Nicht nur wegen der geopolitischen Spannungen, sondern auch aufgrund der unsicheren Rechtslage zieht sich ausländisches Kapital vermehrt aus China zurück: Im dritten Quartal dieses Jahres verließen 11,8 Milliarden US-Dollar das Land. Zum ersten Mal seit 1998 waren die Abflüsse größer als die Zuflüsse. Allein im Oktober sollen internationale Investmentfonds drei Milliarden an chinesischen Vermögenswerten verkauft haben. Und laut einer Umfrage der Europäischen Zentralbank wollen rund die Hälfte der befragten Großkonzerne ihr Engagement in der Volksrepublik verringern.
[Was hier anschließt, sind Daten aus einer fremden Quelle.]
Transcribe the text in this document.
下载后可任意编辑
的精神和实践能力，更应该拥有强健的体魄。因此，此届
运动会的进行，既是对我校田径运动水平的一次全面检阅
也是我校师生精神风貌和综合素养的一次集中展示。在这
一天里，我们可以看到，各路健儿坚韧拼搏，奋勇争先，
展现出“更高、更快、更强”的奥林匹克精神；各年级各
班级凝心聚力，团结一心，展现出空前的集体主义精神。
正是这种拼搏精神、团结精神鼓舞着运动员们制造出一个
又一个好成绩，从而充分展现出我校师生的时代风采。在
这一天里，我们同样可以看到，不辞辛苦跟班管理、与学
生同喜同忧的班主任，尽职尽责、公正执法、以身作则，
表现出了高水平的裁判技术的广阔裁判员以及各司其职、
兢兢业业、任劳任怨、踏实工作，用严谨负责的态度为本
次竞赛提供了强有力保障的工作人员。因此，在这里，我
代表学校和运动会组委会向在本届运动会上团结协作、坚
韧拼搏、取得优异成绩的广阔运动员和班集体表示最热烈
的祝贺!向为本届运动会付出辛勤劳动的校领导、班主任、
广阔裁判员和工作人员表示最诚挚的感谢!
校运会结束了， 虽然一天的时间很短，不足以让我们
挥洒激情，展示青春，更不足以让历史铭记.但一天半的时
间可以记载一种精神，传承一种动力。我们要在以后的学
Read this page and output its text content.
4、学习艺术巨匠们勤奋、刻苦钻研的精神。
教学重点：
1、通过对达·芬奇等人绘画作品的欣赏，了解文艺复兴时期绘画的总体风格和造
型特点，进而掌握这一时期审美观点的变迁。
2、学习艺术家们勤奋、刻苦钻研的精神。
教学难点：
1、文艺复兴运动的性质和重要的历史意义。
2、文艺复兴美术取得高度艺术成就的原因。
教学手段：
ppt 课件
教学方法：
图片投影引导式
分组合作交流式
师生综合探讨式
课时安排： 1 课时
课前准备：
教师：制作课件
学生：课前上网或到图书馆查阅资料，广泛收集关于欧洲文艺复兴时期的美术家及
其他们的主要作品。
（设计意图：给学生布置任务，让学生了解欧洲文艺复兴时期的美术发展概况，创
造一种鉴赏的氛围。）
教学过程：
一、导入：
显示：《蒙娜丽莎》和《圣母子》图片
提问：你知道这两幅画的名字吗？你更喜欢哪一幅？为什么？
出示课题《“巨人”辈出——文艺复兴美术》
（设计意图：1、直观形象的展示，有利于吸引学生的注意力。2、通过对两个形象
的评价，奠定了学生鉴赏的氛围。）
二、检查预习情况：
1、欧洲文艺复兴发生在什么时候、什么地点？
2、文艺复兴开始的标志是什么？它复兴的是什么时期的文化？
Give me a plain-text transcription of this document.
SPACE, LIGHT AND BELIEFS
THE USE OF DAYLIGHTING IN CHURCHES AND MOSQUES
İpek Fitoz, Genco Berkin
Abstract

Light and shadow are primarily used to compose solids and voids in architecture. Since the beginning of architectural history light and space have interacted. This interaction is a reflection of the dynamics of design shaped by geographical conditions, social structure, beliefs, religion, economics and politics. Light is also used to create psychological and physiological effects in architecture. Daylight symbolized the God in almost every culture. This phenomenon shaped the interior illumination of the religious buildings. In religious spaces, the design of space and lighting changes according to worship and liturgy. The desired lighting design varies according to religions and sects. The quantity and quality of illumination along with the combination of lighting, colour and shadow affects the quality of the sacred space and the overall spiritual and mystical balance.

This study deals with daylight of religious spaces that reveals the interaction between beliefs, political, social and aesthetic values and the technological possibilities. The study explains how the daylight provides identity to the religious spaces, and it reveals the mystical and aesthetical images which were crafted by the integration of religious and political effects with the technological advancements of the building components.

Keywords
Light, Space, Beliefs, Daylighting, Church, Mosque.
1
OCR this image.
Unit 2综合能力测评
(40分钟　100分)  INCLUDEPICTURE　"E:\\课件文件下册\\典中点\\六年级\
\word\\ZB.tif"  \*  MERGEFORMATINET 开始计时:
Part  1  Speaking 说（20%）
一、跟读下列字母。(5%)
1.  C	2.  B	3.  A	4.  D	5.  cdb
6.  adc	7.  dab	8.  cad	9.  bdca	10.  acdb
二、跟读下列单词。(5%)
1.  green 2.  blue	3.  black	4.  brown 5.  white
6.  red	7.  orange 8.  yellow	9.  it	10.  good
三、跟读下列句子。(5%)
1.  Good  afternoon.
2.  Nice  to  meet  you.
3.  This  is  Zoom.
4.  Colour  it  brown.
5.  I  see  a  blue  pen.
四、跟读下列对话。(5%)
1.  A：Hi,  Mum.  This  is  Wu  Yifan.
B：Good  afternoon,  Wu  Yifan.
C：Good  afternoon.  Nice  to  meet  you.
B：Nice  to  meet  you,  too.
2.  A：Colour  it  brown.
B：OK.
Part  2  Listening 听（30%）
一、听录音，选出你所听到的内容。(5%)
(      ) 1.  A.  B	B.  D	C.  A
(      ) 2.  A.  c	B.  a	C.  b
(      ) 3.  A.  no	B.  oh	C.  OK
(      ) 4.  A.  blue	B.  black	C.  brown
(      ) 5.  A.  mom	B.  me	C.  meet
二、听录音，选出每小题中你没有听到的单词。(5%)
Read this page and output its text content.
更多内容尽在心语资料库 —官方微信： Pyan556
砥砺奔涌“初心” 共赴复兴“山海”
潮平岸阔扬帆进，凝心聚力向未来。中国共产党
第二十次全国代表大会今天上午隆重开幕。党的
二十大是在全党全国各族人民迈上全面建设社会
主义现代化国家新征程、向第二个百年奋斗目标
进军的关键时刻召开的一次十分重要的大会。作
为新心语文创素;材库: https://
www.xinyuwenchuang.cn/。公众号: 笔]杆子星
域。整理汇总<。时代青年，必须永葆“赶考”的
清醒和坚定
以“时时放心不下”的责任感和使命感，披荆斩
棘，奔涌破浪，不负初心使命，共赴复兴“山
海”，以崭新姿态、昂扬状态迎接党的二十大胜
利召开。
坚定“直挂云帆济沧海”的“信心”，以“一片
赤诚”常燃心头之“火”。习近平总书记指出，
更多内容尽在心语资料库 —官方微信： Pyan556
Entspannung zwischen USA und China?

Gleichzeitig sind da Silberstreifen am Horizont: Zwar ist es noch nicht offiziell bestätigt, höchstwahrscheinlich aber dürfte Xi kommende Woche zum Apec-Treffen nach San Francisco reisen. Dies gilt als Zeichen der Entspannung zwischen den beiden größten Volkswirtschaften der Welt. Der Internationale Währungsfonds hat zudem seine Wachstumsprognose für China um 0,5 Punkte auf 5,4 Prozent für dieses Jahr angehoben. Die Nachrichten aus China sind dieser Tage gemischt und widersprüchlich. Aber genau das entspricht ziemlich genau dem Konzept der kontinuierlichen Revolution. (Philipp Mattheis, 8.11.2023)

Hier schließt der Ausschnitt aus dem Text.